What NOT to do (Finance edition)
- Never trust a number you didn't trace. AI output is a draft, not a source. Every figure that lands in a financial report, board packet, or owner statement gets cross-referenced to RentManager / the GL / the bank — by you. The AI's confidence is not evidence.
- Don't discuss pre-disclosure financials in an open chat. Current-quarter actuals, fund-specific capital, and the named acquisition pipeline only go into a sanctioned Claude Teams project with data you pasted — never a personal AI account, never "from memory."
- Don't paste resident PII you don't need. Bank account numbers, SSNs, full payment histories — strip them. If a task needs an account identifier, use the resident ID, not the SSN.
- No tenant or applicant scoring. Collections and bad-debt work stays at the portfolio/aggregate level. Do not ask AI to approve, deny, or score an individual applicant or tenant — that's prohibited (AUP §2.2) and routes to a human. Per-resident risk scoring already runs through the sanctioned, human-gated delinquency model; don't recreate it in an open chat.

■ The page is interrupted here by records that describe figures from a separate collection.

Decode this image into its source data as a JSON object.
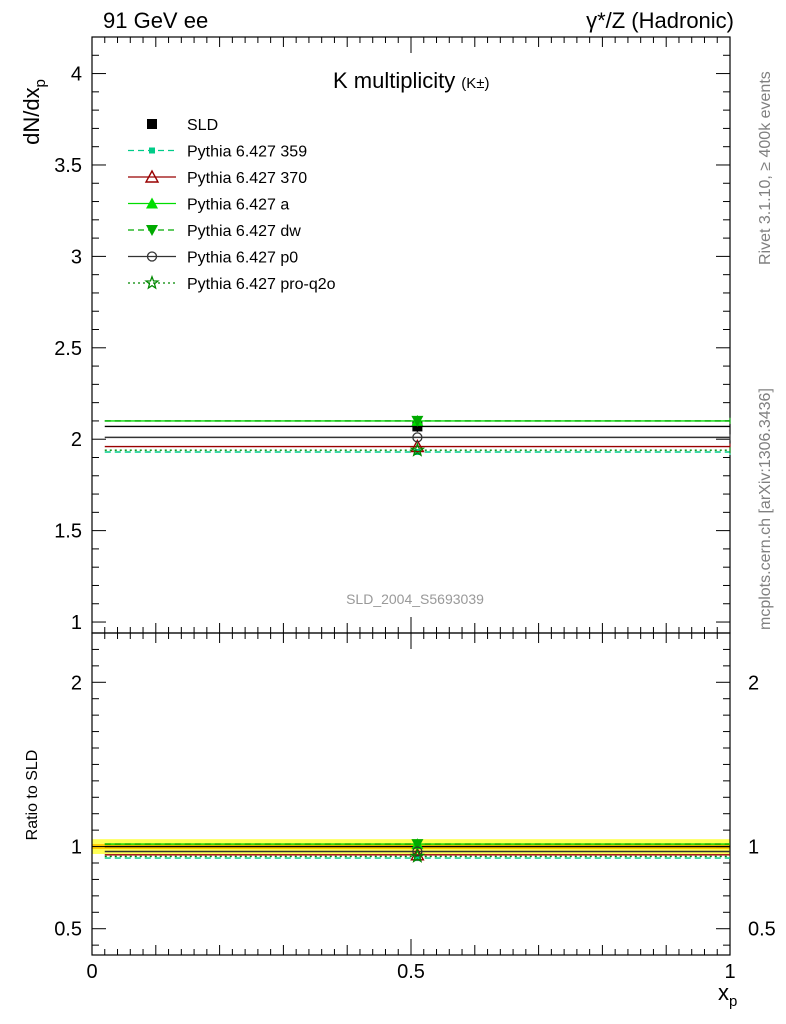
{
  "header": {
    "left": "91 GeV ee",
    "right": "γ*/Z (Hadronic)"
  },
  "side_labels": {
    "rivet": "Rivet 3.1.10, ≥ 400k events",
    "mcplots": "mcplots.cern.ch [arXiv:1306.3436]"
  },
  "colors": {
    "data": "#000000",
    "359": "#00cc88",
    "370": "#990000",
    "a": "#00dd00",
    "dw": "#00aa00",
    "p0": "#333333",
    "pro-q2o": "#008800",
    "band_outer": "#ffff55",
    "band_inner": "#ffcc00"
  },
  "chart_data": [
    {
      "type": "scatter",
      "title": "K multiplicity",
      "title_sub": "(K±)",
      "ylabel": "dN/dx",
      "ylabel_sub": "p",
      "analysis_label": "SLD_2004_S5693039",
      "xlim": [
        0,
        1
      ],
      "ylim": [
        0.94,
        4.2
      ],
      "yticks": [
        "1",
        "1.5",
        "2",
        "2.5",
        "3",
        "3.5",
        "4"
      ],
      "legend_position": "top-left",
      "series": [
        {
          "name": "SLD",
          "key": "data",
          "style": "solid",
          "marker": "square",
          "x": [
            0.51
          ],
          "y": [
            2.07
          ],
          "xerr": [
            0.49
          ],
          "yerr": [
            0.03
          ]
        },
        {
          "name": "Pythia 6.427 359",
          "key": "359",
          "style": "dashed",
          "marker": "smallsquare",
          "x": [
            0.51
          ],
          "y": [
            1.93
          ],
          "xerr": [
            0.49
          ]
        },
        {
          "name": "Pythia 6.427 370",
          "key": "370",
          "style": "solid",
          "marker": "triangle-open",
          "x": [
            0.51
          ],
          "y": [
            1.96
          ],
          "xerr": [
            0.49
          ]
        },
        {
          "name": "Pythia 6.427 a",
          "key": "a",
          "style": "solid",
          "marker": "triangle",
          "x": [
            0.51
          ],
          "y": [
            2.1
          ],
          "xerr": [
            0.49
          ]
        },
        {
          "name": "Pythia 6.427 dw",
          "key": "dw",
          "style": "dashed",
          "marker": "triangle-down",
          "x": [
            0.51
          ],
          "y": [
            2.1
          ],
          "xerr": [
            0.49
          ]
        },
        {
          "name": "Pythia 6.427 p0",
          "key": "p0",
          "style": "solid",
          "marker": "circle-open",
          "x": [
            0.51
          ],
          "y": [
            2.01
          ],
          "xerr": [
            0.49
          ]
        },
        {
          "name": "Pythia 6.427 pro-q2o",
          "key": "pro-q2o",
          "style": "dotted",
          "marker": "star-open",
          "x": [
            0.51
          ],
          "y": [
            1.94
          ],
          "xerr": [
            0.49
          ]
        }
      ]
    },
    {
      "type": "scatter",
      "title": "",
      "ylabel": "Ratio to SLD",
      "xlabel": "x",
      "xlabel_sub": "p",
      "xlim": [
        0,
        1
      ],
      "ylim": [
        0.34,
        2.3
      ],
      "yticks": [
        "0.5",
        "1",
        "2"
      ],
      "xticks": [
        "0",
        "0.5",
        "1"
      ],
      "reference_band": {
        "inner": [
          0.985,
          1.015
        ],
        "outer": [
          0.955,
          1.045
        ]
      },
      "series": [
        {
          "key": "data",
          "x": [
            0.51
          ],
          "y": [
            1.0
          ]
        },
        {
          "key": "359",
          "x": [
            0.51
          ],
          "y": [
            0.93
          ]
        },
        {
          "key": "370",
          "x": [
            0.51
          ],
          "y": [
            0.95
          ]
        },
        {
          "key": "a",
          "x": [
            0.51
          ],
          "y": [
            1.015
          ]
        },
        {
          "key": "dw",
          "x": [
            0.51
          ],
          "y": [
            1.015
          ]
        },
        {
          "key": "p0",
          "x": [
            0.51
          ],
          "y": [
            0.97
          ]
        },
        {
          "key": "pro-q2o",
          "x": [
            0.51
          ],
          "y": [
            0.94
          ]
        }
      ]
    }
  ]
}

- Collections can't segment by protected class — or its proxies. No targeting delinquency outreach by income source (Section 8 / SSDI), family composition, age, or neighborhood. If a prompt drifts that way, stop and flag it to Carlos. The Fair Housing skill is the reference.
Your first 30 days
A realistic ramp. You don't have to do it all in week one.
Week 1
Read the AUP and do Personal AI Setup. 30 minutes total. Then use Claude for five real finance tasks — a quick reconciliation question, reading a dashboard, drafting an email. Build the reflex.
Week 2
Set up your Claude Teams workspace. Load the Company State, Glossary, and your GL/chart-of-accounts conventions once. Interview your AI so it stops asking you what a "lot rent" line is.
Week 3
Shadow your Workflow Skill. Watch Carlos run it end-to-end on this month's real cycle (Mike → F1 KPI · Laura → Smart Bills · expense audit → F2). Ask every "why did it do that" question now.
Week 4
Run it solo, once. You drive, Carlos is on standby. That solo run starts your 30-day unassisted clock — the Rock 2 finish line. From here it's reps, not training.
Note for review: The prompt examples and 30-day ramp on this page are a first draft authored from the finance workflows we already run. Mike / Laura / Vincent should gut-check the specifics — real task names, actual pain points, whether the week-by-week pacing is right — during the Cohort 1 walkthrough before this is treated as final.